Extra tags for AnalyzedToken

arysin · May 20, 2020, 6:55pm

I am feeling we could improve analyzed token by allowing more tags which are not POS tags.
I am currently putting some tags in POS tag dictionary that are of additional help but are not pure POS tags. If we had extra tags we could put such information there.

The idea is to add a field AnalyzedToken.extraTags, e.g.:
private Map<String,String> extraTags;
The key here is category and value is set of tags. E.g. “pre-disambig: noun:m:…” or "
This could be used in several ways:

disambiguator could put original (pre-disambig) tags there (if needed)
tagger could put additional tags so that disambig/rules could use it later
Tagger could use that field for some dynamic properties (e.g. token was tagged dynamically, without the dictionary) or users can create additional dictionaries.

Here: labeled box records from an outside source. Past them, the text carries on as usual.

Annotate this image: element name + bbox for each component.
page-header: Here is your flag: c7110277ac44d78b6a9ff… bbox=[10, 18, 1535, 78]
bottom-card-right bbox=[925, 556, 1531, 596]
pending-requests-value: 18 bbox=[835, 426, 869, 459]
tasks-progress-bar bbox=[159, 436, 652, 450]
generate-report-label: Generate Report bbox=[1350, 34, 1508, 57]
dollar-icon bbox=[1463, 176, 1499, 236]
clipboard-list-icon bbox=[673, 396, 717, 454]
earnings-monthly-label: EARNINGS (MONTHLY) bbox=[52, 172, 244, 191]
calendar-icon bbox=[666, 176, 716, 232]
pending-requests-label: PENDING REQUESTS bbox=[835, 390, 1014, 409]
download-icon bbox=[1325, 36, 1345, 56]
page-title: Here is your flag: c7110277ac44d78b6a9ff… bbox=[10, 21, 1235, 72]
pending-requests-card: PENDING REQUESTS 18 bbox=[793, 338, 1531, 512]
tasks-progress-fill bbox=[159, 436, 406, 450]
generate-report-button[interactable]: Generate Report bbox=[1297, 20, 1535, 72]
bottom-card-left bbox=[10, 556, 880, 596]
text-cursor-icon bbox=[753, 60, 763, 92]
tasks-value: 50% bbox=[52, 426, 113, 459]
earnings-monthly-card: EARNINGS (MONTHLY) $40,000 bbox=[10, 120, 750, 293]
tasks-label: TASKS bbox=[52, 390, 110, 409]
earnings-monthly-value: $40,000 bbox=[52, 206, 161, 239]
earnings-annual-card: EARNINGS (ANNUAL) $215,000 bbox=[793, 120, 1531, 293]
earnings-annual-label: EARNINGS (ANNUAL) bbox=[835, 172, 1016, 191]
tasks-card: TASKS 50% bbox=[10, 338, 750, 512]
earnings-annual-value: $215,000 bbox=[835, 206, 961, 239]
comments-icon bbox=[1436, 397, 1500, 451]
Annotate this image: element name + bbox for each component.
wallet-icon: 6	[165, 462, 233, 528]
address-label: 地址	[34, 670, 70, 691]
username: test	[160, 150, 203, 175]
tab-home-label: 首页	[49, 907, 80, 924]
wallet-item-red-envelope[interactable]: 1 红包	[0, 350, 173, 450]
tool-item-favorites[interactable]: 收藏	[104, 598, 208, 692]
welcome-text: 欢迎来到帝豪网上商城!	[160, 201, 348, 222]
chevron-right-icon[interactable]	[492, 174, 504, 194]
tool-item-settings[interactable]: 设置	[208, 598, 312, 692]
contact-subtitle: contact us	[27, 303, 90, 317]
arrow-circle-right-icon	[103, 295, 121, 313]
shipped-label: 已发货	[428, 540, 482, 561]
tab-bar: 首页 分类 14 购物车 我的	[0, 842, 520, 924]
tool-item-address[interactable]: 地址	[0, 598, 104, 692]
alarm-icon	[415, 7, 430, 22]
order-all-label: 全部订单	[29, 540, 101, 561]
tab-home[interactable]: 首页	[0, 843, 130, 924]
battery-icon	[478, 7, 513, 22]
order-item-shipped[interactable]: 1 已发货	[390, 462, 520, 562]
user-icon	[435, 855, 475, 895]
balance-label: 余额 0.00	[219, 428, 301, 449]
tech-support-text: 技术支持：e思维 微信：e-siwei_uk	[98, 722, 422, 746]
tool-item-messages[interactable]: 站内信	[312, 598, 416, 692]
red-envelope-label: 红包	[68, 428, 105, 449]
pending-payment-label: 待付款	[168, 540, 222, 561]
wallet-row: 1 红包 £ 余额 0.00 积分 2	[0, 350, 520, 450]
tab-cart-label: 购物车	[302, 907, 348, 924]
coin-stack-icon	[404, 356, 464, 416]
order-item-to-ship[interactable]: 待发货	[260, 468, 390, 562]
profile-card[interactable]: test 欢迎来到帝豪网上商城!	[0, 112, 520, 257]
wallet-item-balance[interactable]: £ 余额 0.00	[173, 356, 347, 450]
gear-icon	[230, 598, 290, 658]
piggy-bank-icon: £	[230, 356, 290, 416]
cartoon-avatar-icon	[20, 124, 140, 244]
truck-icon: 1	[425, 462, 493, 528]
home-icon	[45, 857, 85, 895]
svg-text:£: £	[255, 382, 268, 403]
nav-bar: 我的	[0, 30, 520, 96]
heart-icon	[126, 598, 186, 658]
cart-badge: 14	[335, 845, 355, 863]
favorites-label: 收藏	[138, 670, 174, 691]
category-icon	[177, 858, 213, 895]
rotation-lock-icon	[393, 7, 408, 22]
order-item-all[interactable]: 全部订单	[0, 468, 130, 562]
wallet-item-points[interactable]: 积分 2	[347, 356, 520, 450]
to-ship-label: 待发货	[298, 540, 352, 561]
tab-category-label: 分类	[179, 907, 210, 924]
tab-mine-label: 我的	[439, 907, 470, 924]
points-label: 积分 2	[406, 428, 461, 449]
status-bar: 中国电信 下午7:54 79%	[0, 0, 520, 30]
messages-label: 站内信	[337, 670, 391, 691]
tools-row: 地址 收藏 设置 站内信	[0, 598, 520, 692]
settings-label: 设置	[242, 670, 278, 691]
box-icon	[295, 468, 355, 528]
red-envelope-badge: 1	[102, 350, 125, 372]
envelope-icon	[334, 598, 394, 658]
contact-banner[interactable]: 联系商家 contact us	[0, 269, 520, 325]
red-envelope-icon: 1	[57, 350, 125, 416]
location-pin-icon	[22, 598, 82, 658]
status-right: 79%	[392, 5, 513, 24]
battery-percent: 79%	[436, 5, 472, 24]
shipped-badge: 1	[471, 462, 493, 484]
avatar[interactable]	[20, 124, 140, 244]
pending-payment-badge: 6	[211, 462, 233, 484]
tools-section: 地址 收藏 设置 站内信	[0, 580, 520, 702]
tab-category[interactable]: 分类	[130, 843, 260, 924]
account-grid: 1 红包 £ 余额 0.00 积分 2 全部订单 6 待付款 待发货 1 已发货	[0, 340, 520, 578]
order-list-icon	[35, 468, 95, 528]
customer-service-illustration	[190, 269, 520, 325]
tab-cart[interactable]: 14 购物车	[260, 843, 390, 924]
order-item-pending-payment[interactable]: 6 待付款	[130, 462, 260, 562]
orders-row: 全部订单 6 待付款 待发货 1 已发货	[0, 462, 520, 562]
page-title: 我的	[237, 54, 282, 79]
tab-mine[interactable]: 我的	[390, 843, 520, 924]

It could be then used in the rules with something like this:
<token postag="..." extra_tag="category1:tag1">

dnaber · May 20, 2020, 7:06pm

It might also be useful for debugging e.g. the German compound splitter.

Ruud_Baars · May 21, 2020, 6:26am

I second this! Could be very useful for all kind of word markings!

arysin · May 21, 2020, 6:59pm

I think we could add a field and start using it in Java code first, and then later extend it to grammar.xml/disambiguation.xml

The question is what type of field should it be:1

plain string String extraTag - this has benefit of being similar to posTag and using same mechanisms
Set<String> - (as unlike posTag these tag may be not related at all) this has benefit of being able to handle tags in more independent ways
Map<String,Set<String>> - category to set of tags - this allows to separate tag sets into different categories, e.g. “dynamicTagging”, “disambig”, “semantic” etc will all have different set of tags

3rd IMHO is most properly designed and scalable but may impose bigger changes to xml handling.

dnaber · May 22, 2020, 7:14am

I agree. One could think about using Map<String,List<String>> so there’s order information in the values.

arysin · May 25, 2020, 6:29pm

Good suggestion. Shall we create a branch for this or just add a field in master (maybe marked experimental) and start working with it?

dnaber · May 26, 2020, 7:29am

Yes, I think this is a situation where a branch makes sense.